Students for a Free Tibet held a 10-year commemoration of the 2008 Tibetan uprising at a hall n the Queens neighborhood of Astoria, New York City, on Aug. 4. The 2008 uprising, which began in Lhasa in March, continued for weeks and spread across the Tibetan plateau. It was put down at a cost of some 20 lives, by official Chinese figures. But Tibetan rights groups and the government-in-exile in Dharamshala, India, claim that hundreds were "disappeared" in a subsequent wave of repression, with some 200 presumed killed. Amid all this, the Beijing Olympics were held that summer. Students for a Free Tibet and allied groups held protests around the world to highlight the repression—including within China itself during the Games. Photos at the Astoria hall showed activists unfurling banners on the Great Wall and on Mount Everest in Tibet, as well as stateside sites like the Golden Gate bridge.
Guest of honor at the commemoration was Dhondup Wangchen, producer of the 2008 documentary film Leaving Fear Behind, made in the prelude to the uprising, in which ordinary Tibetans spoke of their feelings about China hosting the Olympics. "I explained the risk to life and freedom to those appearing in film," Wangchen said, adding that over a hundred were willing to speak to him anyway—far more than he could use in the film. The footage, from across the Tibetan plateau, was smuggled out and shown at film festivals abroad.
Wangchen was subsequently arrested, convicted of "subversion," and served six years in prison. At the commemoration, he described the harsh conditions, and discrimination suffered by Tibetan inmates. "We go in healthy but come out barely able to walk," he said.

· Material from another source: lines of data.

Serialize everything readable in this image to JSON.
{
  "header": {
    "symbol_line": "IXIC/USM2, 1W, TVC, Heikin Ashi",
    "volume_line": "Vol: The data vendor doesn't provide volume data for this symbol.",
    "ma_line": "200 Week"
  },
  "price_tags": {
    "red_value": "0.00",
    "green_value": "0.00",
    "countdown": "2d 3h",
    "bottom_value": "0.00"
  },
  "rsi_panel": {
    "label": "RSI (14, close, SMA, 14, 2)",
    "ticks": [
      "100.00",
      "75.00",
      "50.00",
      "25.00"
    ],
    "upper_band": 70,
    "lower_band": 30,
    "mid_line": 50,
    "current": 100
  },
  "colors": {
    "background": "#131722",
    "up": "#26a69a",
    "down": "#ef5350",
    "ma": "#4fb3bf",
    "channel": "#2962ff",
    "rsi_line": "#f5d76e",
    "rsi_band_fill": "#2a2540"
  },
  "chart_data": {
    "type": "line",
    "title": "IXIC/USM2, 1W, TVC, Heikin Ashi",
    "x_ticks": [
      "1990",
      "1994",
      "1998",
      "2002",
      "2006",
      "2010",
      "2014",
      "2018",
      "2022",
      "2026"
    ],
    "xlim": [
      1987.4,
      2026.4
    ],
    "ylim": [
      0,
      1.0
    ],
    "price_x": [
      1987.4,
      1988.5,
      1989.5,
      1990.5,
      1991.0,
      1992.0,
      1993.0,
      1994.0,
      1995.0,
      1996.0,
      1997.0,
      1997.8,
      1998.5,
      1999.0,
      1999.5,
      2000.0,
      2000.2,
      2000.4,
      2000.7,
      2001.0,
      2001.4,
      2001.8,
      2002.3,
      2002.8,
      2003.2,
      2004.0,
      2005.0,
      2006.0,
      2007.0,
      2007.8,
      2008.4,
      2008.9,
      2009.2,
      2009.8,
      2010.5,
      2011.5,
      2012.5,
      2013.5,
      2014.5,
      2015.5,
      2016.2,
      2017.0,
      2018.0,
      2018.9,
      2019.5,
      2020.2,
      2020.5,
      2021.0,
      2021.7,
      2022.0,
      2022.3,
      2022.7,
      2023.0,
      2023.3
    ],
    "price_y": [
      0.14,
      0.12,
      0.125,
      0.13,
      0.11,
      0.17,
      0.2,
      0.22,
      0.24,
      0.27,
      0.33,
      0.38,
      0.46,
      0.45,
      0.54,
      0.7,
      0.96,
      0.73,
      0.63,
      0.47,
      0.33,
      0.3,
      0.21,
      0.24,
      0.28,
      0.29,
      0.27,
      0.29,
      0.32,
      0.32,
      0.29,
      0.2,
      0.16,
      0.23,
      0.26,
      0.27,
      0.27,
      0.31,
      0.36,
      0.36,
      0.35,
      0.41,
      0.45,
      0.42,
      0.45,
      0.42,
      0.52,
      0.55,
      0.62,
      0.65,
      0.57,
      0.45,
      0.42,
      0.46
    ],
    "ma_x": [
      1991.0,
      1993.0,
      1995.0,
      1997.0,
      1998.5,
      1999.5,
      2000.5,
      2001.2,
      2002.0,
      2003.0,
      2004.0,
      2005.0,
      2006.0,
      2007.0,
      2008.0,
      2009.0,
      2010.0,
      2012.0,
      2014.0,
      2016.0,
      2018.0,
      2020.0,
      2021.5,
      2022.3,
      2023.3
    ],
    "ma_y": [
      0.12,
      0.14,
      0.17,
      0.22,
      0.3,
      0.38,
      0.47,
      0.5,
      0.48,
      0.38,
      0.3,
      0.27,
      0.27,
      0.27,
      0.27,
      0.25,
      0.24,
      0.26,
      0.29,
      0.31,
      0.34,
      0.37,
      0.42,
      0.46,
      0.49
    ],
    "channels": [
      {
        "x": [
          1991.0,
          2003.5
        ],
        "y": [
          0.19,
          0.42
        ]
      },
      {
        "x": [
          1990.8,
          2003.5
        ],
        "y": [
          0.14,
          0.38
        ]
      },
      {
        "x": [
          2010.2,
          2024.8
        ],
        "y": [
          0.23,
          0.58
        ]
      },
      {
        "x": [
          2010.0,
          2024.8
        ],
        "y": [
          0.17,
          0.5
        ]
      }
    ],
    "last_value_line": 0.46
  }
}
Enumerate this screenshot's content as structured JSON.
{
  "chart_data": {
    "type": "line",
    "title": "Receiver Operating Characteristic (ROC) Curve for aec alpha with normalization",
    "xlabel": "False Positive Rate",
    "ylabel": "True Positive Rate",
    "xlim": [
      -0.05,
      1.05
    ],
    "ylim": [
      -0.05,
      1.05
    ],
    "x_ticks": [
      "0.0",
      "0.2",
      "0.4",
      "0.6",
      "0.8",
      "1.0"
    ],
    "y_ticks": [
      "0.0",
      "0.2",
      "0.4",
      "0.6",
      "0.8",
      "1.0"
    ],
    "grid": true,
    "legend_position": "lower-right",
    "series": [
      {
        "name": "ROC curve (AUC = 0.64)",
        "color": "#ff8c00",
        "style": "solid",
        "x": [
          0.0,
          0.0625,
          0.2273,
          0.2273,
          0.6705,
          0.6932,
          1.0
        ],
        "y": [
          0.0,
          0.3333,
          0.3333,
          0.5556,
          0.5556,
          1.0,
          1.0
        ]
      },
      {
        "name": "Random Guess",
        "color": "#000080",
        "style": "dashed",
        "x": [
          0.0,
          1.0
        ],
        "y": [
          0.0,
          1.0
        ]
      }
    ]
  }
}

At one point Wangchen said he was offered release if he would "admit" he made the film because the CIA threatened to kill his family in India. He refused. He said Tibetan prisoners were denied phone calls, and at the rare family visits that were permitted, they were only allowed to speak Chinese—not their native tongue. Wangchen said he spent 81 days in solitary confinement for signing a letter to the prison administrators protesting this discriminatory treatment.
Even after his release in 2014, Wangchen said he remained under close surveillance, and had to report his every move to authorities. Finally in 2017 he "escaped" from Tibet, and was granted asylum in the United States. He today lives in San Francisco, with his wife Lhamo Tso, who had waged a campaign for his release, and appeared with him at the commemoration.
Wangchen concluded by discussing the grim situation in Tibet a decade after the uprising. With the language eroding due to its de-emphasis in the education system, young Tibetans increasingly can only speak Chinese. Traditional nomads are being resettled into reservations "completely controlled by the Chinese government." The demographic tilt away from Tibetans in their own homeland continues to advance, as Han Chinese are offered incentives such as subsidies for housing and business to resettle in the territory.
The award given to Wangchen at the ceremony was dubbed Lhakar, the Tibetan word for Wednesday, which has taken on a special significance in recent years. As a form of nonviolent resistance, Tibetans in Tibet make an effort every Wednesday to speak their native tongue, patronize Tibetan businesses, and generally exercise their culture.
Organizers at the commemoration noted that with China set to host the 2022 Winter Olympics, there will be renewed opportunities to bring the question of Tibet to the global stage.